Provable Imbalanced Point Clustering
David Denisov, Dan Feldman, Shlomi Dolev, Michael Segal
TL;DR
This work addresses imbalanced clustering for the $k$-center problem in $\mathbb{R}^d$ without requiring labels. It introduces a relaxed mean-cluster loss $\tilde{\ell}$ and develops a coreset-based compression framework that yields provable guarantees, including a $\alpha=2\log^2(1+n)$-approximation and an $\varepsilon$-coreset of size $|C|=O\left(\frac{kd^3\log(k)\log^4(n)}{\varepsilon^2}\left(\log(\log(k)\log(n)) + \log\left(\frac{1}{\delta}\right)\right)\right)$ with runtime $O(ndk\log(1/\delta))$. The paper further introduces Bi-Criteria approximations and a Coreset construction method, and proposes Choice clustering to select the best clustering among multiple candidates.

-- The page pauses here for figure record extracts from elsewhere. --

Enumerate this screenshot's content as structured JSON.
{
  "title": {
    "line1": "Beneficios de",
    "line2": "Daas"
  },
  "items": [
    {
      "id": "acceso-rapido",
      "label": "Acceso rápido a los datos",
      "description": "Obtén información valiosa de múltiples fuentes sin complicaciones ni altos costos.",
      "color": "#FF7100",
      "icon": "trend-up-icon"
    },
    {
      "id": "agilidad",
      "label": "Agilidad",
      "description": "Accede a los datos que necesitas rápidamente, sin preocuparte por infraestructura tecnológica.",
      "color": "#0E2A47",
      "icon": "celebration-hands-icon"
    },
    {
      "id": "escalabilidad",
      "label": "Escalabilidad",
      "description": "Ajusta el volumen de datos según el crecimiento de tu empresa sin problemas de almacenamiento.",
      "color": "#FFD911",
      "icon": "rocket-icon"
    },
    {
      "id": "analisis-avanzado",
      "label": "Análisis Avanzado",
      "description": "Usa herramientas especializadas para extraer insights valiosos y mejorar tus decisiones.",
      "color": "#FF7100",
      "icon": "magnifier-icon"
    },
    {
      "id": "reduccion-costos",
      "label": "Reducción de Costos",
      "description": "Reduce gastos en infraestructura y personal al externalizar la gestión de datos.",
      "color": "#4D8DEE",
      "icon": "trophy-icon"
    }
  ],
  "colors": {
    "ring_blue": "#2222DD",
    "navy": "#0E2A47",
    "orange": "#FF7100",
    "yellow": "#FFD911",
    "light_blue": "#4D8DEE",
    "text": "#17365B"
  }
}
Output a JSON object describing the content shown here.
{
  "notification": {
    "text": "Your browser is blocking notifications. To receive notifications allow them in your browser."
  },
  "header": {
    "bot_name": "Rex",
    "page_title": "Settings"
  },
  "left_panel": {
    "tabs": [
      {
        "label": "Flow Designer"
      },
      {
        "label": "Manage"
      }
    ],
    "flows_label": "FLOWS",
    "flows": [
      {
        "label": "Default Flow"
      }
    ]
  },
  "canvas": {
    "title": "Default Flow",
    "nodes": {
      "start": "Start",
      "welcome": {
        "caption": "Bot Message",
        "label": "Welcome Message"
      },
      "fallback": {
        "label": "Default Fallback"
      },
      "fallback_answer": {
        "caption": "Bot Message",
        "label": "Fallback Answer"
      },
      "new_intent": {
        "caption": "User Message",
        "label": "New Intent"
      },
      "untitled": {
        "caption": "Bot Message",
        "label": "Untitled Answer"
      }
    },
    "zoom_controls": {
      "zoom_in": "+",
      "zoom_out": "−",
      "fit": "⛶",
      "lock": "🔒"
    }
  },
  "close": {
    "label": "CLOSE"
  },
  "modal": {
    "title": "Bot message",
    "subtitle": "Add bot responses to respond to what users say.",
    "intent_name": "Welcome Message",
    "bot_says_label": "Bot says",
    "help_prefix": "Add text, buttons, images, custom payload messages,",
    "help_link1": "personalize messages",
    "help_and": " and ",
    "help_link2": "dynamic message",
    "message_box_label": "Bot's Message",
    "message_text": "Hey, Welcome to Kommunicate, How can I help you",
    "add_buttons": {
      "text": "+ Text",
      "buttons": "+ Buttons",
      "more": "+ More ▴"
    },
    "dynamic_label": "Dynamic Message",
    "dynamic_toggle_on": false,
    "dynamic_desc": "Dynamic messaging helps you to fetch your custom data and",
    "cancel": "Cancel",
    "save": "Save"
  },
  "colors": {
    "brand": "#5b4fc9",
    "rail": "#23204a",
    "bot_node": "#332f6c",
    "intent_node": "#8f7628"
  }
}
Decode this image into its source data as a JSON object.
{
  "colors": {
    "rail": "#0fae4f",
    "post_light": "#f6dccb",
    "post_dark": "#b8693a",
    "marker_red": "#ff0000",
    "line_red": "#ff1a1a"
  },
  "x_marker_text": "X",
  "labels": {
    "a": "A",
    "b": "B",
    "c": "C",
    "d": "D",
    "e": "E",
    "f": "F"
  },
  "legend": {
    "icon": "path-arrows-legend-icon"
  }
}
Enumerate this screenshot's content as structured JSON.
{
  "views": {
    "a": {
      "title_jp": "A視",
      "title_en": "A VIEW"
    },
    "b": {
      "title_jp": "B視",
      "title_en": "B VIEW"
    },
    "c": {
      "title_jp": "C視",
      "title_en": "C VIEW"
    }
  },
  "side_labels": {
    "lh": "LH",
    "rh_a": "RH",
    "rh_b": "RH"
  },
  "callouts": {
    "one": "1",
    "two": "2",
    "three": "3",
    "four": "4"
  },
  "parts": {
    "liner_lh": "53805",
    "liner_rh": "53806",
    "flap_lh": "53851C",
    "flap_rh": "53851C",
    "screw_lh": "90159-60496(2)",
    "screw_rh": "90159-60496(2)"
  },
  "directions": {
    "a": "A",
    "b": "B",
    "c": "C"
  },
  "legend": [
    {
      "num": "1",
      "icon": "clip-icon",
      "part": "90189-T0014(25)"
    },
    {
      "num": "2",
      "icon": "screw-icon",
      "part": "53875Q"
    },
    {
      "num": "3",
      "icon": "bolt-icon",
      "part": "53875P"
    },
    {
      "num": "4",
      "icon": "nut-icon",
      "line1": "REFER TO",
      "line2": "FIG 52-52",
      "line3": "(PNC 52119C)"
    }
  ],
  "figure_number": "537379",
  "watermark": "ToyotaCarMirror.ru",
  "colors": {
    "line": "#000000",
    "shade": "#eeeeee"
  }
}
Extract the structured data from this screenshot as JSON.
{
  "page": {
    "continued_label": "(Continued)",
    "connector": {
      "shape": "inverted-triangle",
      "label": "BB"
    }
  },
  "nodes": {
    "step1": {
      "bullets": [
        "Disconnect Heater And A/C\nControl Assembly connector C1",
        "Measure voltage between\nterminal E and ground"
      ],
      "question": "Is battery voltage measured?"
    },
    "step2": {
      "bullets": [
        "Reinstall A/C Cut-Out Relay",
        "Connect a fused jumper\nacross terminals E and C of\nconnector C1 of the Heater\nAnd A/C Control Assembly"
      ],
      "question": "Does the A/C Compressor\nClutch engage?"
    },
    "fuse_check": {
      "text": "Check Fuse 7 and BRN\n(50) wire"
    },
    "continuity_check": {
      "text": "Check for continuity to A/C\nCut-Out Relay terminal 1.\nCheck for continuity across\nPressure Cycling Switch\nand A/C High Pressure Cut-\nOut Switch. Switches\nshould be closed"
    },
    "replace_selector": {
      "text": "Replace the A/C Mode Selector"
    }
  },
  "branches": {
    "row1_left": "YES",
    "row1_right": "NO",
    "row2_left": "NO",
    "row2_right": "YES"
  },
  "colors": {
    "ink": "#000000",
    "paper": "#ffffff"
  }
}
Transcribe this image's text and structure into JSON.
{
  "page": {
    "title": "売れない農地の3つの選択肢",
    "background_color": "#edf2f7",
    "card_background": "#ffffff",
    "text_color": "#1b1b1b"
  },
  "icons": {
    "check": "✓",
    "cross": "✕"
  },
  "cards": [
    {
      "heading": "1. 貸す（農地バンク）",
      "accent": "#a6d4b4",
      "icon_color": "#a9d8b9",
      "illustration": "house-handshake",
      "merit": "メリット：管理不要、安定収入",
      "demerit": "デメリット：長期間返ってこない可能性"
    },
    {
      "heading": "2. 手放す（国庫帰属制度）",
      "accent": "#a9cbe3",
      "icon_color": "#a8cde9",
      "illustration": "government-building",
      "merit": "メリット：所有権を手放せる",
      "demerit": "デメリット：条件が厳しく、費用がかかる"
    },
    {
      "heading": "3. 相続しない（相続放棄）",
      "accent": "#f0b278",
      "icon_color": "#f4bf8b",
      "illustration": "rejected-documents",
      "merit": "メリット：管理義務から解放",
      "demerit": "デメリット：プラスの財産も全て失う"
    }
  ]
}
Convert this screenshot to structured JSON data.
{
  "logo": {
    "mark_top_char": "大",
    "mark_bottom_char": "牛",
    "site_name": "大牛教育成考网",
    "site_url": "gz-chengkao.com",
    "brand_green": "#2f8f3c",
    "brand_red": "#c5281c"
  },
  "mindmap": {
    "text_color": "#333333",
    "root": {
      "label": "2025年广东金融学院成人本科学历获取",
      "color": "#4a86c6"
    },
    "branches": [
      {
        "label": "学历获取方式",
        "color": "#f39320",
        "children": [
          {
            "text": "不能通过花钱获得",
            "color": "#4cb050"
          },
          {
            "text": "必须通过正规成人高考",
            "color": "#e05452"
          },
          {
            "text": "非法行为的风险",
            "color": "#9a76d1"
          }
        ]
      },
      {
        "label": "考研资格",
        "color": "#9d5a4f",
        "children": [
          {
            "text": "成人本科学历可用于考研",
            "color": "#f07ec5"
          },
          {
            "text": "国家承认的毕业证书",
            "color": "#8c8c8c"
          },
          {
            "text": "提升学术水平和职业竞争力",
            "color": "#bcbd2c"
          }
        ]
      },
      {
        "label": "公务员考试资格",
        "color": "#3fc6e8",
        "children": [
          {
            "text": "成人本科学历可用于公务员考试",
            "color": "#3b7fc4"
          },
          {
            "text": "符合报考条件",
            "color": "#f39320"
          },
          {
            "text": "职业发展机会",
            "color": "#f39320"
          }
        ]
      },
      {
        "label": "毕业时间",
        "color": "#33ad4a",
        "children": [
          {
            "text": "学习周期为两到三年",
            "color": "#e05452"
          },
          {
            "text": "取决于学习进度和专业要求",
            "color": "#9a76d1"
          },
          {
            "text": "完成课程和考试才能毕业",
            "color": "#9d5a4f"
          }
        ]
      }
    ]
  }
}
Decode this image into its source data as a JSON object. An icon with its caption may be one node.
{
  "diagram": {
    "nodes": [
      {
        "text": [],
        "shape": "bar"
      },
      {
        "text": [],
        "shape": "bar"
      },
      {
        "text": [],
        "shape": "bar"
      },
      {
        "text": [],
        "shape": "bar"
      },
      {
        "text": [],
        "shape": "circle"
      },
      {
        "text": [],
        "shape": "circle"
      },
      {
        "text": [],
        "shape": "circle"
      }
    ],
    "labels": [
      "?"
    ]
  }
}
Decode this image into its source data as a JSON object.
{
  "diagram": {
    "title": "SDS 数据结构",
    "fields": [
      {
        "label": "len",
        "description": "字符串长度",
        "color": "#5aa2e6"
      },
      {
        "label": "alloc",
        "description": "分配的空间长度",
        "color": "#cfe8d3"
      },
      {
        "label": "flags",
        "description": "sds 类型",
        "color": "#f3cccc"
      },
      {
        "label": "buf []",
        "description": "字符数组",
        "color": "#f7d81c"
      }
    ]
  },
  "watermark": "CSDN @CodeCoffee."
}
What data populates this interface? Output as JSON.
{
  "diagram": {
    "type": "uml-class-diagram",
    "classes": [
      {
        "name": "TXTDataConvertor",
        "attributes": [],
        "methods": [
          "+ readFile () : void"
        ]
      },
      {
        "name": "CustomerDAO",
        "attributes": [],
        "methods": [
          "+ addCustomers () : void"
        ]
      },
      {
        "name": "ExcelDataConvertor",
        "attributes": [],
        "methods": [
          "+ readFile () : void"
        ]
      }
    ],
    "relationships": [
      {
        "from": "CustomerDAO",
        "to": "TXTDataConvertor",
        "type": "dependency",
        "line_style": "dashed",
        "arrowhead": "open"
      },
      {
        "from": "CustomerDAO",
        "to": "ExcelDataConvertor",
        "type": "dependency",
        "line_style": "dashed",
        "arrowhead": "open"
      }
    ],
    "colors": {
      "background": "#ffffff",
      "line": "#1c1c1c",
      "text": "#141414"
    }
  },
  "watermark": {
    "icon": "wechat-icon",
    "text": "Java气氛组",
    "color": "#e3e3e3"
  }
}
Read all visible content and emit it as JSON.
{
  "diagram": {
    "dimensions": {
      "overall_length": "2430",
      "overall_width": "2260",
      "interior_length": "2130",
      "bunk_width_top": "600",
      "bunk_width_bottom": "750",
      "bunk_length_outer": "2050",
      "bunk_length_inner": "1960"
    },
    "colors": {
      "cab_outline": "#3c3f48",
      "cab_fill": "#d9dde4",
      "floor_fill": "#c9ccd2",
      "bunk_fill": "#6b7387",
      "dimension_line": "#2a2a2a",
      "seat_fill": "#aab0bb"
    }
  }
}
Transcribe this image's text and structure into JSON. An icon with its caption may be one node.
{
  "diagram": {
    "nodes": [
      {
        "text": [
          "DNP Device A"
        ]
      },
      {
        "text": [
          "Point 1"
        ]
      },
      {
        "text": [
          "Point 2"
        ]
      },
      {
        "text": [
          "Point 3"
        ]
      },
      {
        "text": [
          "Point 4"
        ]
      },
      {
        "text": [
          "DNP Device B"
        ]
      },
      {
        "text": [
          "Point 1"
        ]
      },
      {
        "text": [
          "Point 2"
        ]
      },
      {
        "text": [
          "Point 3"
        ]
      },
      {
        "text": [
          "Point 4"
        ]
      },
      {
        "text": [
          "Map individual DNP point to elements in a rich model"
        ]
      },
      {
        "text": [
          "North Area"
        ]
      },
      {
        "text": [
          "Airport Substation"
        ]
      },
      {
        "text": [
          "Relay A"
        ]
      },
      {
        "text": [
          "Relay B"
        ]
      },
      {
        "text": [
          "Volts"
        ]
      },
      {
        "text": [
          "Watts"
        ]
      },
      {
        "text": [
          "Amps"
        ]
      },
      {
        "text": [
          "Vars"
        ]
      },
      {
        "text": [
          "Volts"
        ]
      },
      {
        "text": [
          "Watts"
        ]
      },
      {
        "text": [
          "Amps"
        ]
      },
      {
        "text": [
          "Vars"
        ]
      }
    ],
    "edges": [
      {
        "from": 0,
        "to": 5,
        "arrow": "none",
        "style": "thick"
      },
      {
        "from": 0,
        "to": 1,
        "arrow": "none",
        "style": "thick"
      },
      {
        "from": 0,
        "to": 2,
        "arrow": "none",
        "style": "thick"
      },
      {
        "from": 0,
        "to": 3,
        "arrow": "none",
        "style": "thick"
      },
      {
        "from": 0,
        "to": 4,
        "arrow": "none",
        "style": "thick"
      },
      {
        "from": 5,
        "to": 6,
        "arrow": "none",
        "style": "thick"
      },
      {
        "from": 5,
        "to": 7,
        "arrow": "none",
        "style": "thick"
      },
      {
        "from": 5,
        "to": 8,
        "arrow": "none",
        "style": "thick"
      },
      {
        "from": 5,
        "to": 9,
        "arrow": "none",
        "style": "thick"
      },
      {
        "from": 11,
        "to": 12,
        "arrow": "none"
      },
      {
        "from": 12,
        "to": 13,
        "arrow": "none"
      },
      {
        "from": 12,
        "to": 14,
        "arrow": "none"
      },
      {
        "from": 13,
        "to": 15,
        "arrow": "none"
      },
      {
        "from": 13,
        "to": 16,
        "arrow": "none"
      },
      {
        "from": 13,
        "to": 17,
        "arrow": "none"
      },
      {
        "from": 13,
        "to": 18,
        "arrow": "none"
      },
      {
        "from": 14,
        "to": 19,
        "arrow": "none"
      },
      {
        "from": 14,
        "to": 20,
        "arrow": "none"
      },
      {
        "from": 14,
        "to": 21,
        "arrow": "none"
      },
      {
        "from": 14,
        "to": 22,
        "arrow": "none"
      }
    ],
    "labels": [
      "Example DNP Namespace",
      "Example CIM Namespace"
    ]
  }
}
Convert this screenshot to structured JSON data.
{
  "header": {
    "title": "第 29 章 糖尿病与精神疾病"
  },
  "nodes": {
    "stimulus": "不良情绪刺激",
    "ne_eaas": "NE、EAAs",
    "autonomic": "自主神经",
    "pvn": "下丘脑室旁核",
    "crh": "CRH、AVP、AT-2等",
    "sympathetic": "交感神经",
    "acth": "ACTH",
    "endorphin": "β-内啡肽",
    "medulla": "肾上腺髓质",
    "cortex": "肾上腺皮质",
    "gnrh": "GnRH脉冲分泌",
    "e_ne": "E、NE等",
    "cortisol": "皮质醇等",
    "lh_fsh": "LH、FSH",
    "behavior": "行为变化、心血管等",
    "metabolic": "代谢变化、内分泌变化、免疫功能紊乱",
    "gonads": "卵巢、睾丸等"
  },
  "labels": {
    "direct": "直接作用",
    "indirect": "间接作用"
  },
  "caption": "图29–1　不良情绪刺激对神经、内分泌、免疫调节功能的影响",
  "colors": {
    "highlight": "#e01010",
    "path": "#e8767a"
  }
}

Empirically, the approach is validated on image quantization tasks and synthetic/real datasets, showing competitive performance and meaningful compression advantages, while operating without labeled data. Limitations include the current restriction to Euclidean distance and weighted-coreset outputs, with future work aimed at generalizing to other metrics and robust estimators.
Abstract
We suggest efficient and provable methods to compute an approximation for imbalanced point clustering, that is, fitting $k$-centers to a set of points in $\mathbb{R}^d$, for any $d,k\geq 1$. To this end, we utilize \emph{coresets}, which, in the context of the paper, are essentially weighted sets of points in $\mathbb{R}^d$ that approximate the fitting loss for every model in a given set, up to a multiplicative factor of $1\pm\varepsilon$. We provide [Section 3 and Section E in the appendix] experiments that show the empirical contribution of our suggested methods for real images (novel and reference), synthetic data, and real-world data. We also propose choice clustering, which by combining clustering algorithms yields better performance than each one separately.